Michel Pignolet de Montéclair : Jephté: Ouverture, air et chœur «Riez sans cesse», air et chœur «Dans ces beaux lieux» & trio et chœur «De quells nouveaux concerts»
Antoine Dauvergne : Hercule mourant: air «Quelle voix suspend mes alarmes?» – La Vénitienne: airs «Pour braver les périls», «Ciel, il me laisse» & «Livrons-nous au sommeil»
Jean-Philippe Rameau : Hippolyte et Aricie: air «Quels doux concerts!» – Canons «Ah!

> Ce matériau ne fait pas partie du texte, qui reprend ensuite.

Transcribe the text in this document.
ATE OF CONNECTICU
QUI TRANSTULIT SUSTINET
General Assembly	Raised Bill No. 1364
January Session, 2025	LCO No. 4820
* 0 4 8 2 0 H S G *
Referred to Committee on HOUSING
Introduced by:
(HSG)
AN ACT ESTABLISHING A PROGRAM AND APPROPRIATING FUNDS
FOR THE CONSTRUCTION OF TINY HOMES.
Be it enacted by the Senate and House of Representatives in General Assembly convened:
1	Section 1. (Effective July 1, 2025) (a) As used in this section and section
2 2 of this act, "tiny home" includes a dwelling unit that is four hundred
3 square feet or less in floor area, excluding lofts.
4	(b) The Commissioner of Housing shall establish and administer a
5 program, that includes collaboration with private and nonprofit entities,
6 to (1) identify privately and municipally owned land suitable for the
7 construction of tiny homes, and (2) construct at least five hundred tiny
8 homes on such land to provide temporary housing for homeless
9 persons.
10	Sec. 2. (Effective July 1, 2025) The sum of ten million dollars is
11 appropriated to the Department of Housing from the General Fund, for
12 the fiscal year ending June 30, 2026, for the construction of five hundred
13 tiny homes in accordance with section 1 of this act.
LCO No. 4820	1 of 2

Loin de rire» & «Réveillez-vous, dormeur» – Les Fêtes d’Hébé: air et chœur «Revenez, tendre amant...», duo «Je vous revois», air «Sans cesse les oiseaux font retentir» & ariette «Fuis, porte ailleurs tes fureurs» – Dardanus: ariette «Hâtons-nous, courons à la gloire», récit «Voici les tristes lieux», air «Monstre affreux», air «Mais un nouvel éclat» & duo «Des biens que Vénus nous dispense» – Les Indes Galantes: quatuor «Tendre Amour»
Nicolas Racot de Grandval : Cantate «Rien du tout»

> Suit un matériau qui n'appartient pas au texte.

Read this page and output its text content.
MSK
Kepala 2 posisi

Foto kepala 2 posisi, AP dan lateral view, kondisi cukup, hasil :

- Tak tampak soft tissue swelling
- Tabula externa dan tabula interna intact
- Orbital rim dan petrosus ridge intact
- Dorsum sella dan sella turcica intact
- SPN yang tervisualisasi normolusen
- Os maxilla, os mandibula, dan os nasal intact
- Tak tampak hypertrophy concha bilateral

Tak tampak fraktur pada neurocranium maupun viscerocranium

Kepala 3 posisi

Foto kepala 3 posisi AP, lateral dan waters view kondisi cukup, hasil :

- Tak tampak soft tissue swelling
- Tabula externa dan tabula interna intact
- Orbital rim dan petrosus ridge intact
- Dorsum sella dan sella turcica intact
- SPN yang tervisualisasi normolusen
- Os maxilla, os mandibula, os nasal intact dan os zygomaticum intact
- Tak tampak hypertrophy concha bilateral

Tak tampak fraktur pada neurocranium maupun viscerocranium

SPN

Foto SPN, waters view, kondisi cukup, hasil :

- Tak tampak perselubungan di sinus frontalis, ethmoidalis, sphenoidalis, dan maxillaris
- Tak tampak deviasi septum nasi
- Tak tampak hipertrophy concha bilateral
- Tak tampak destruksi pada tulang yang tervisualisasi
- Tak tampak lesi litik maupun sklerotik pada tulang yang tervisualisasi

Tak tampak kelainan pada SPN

Christoph Willibald Gluck : L’Ivrogne corrigé: terzetto «Maudit ivrogne», chœur «Il est mort», terzetto «Rendez mon époux à la vie» & quatuor «Que de plaisir l’Amour nous donne»
André Campra : L’Europe galante: air «Quoi! Pour l’objet de votre ardeur», air «L’Amour, en comblant nos désirs», air «Paisibles lieux», récit «Que vois-je, quel spectacle!», chœur «Aimez, belle bergère», récit «Que je sache du moins», air «Voyez à mes genoux», air «Lorsque Doris me parut belle», air «Que n’adressez-vous mieux» & air «Quel funeste coup» Daniela Skorka (soprano), Emilie Renard (mezzo-soprano), Benedetta Mazuccato (contralto), Zachary Wilder (ténor), Victor Sicard (baryton), Cyril Costanzo (basse), Les Arts Florissants, William Christie (direction)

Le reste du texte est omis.